Department of Critical Care, Care Hospital, Nampally, Hyderabad, Telangana, India.
Indian J Crit Care Med. 2015 May;19(5):257-64. doi: 10.4103/0972-5229.156464.
Doctors working in critical care units are prone to higher stress due to various factors such as higher mortality and morbidity, demanding service conditions and need for higher knowledge and technical skill.
The aim was to evaluate the stress level and the causative stressors in doctors working in critical care units in India.
A two modality questionnaire-based cross-sectional survey was conducted. In manual mode, randomly selected delegates attending the annual congress of Indian Society of Critical Care Medicine filled the questionnaire. In the electronic mode, the questionnaires were E-mailed to critical care doctors. These questionnaires were based on General Health Questionnaire-12 (GHQ-12). Completely filled 242 responses were utilized for comparative and correlation analysis.
Prevalence of moderate to severe stress level was 40% with a mean score of 2 on GHQ-12 scale. Too much responsibility at times and managing VIP patients ranked as the top two stressors studied, while the difficult relationship with colleagues and sexual harassment were the least. Intensivists were spending longest hours in the Intensive Care Unit (ICU) followed by pulmonologists and anesthetists.

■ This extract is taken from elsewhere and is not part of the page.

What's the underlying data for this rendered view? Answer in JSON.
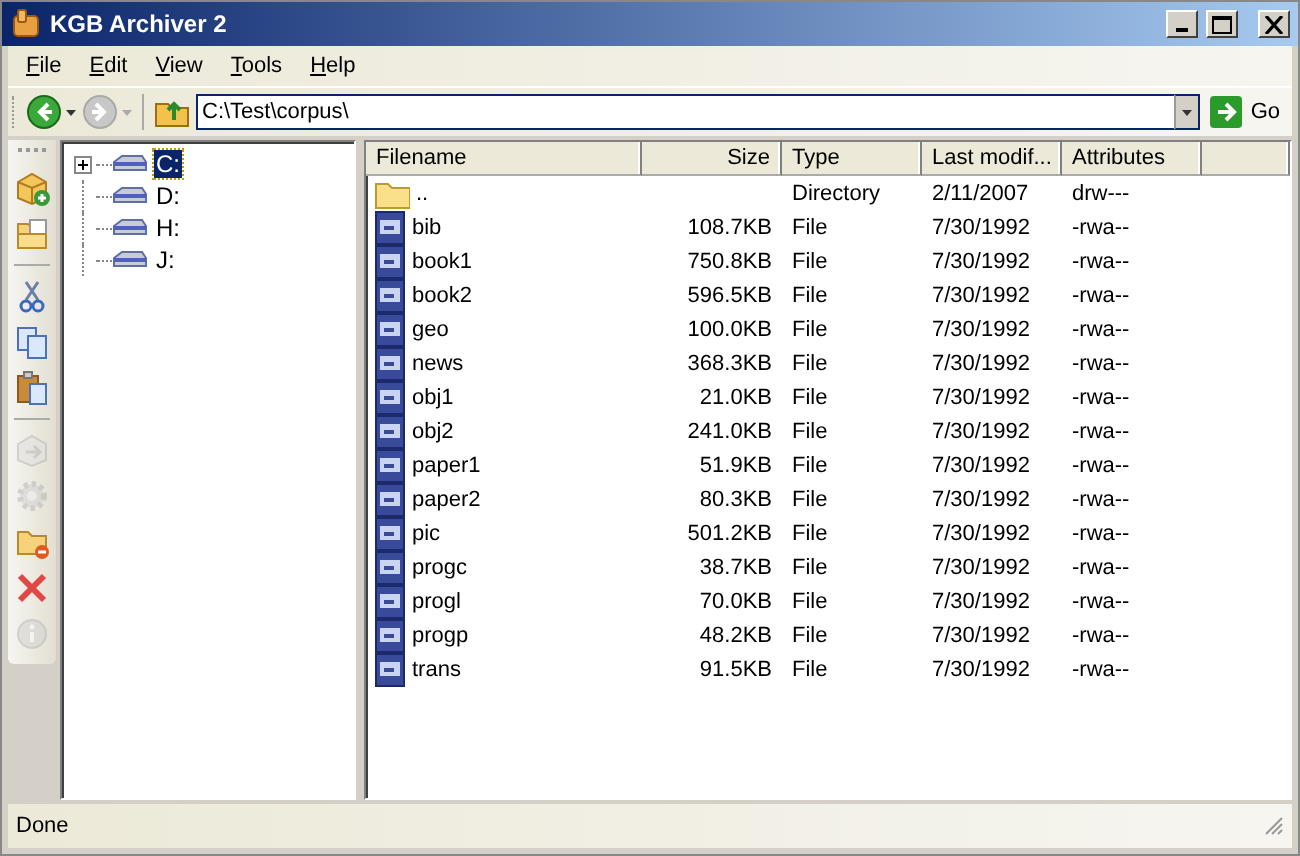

The mean number of ICU bed critical care doctors entrusted with was 13.2 ± 6.3. Substance abuse to relieve stress was reported as alcohol (21%), anxiolytic or antidepressants (18%) and smoking (14%).
Despite the higher workload, stress levels measured in our survey in Indian critical care doctors were lower compared to International data. Substantiation of this data through a wider study and broad-based measures to improve the quality of critical care units and quality of the lives of these doctors is the need of the hour.

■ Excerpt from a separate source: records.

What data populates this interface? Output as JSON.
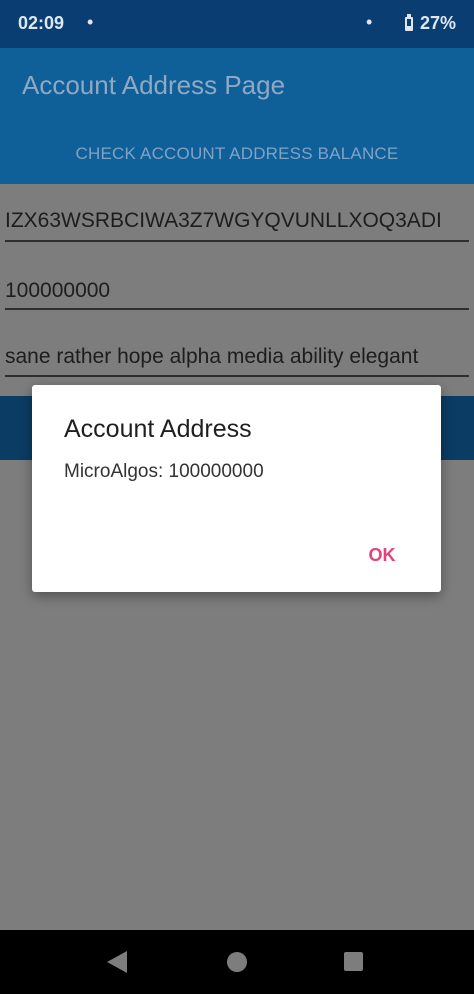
{
  "status_bar": {
    "time": "02:09",
    "dot": "•",
    "battery_percent": "27%",
    "battery_icon": "battery-icon"
  },
  "app_bar": {
    "title": "Account Address Page"
  },
  "actions": {
    "check_balance_label": "CHECK ACCOUNT ADDRESS BALANCE"
  },
  "form": {
    "address_value": "IZX63WSRBCIWA3Z7WGYQVUNLLXOQ3ADI",
    "amount_value": "100000000",
    "mnemonic_value": "sane rather hope alpha media ability elegant"
  },
  "dialog": {
    "title": "Account Address",
    "message": "MicroAlgos: 100000000",
    "ok_label": "OK"
  },
  "nav_bar": {
    "icons": [
      "back-icon",
      "home-icon",
      "recents-icon"
    ]
  },
  "colors": {
    "status_bar": "#0a3d72",
    "app_bar": "#0f5f98",
    "scrim_background": "#7d7d7d",
    "dialog_accent": "#e0437d"
  }
}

由于死亡率和发病率较高、服务条件苛刻以及对更高知识和技术技能的需求等各种因素,在重症监护病房工作的医生更容易承受更高的压力。
旨在评估印度重症监护病房工作的医生的压力水平及其压力源。
进行了一项基于双模式问卷的横断面调查。在人工模式下,随机选择参加印度重症监护医学学会年会的代表填写问卷。在电子模式下,将问卷通过电子邮件发送给重症监护医生。这些问卷基于一般健康问卷-12(GHQ-12)。共242份完整回复用于比较和相关性分析。
中度至重度压力水平的患病率为40%,在GHQ-12量表上的平均得分为2分。有时责任过重和管理贵宾患者被列为所研究的前两大压力源,而与同事关系困难和性骚扰则是最少的压力源。重症监护医生在重症监护病房(ICU)工作的时间最长,其次是肺科医生和麻醉师。每位重症监护医生负责的ICU病床平均数量为13.2±6.3。据报告,用于缓解压力的物质滥用情况为酒精(21%)、抗焦虑或抗抑郁药物(18%)和吸烟(14%)。
尽管工作量较大,但我们对印度重症监护医生的调查中测得的压力水平与国际数据相比更低。当务之急是通过更广泛的研究来证实这些数据,并采取广泛的措施来提高重症监护病房的质量以及这些医生的生活质量。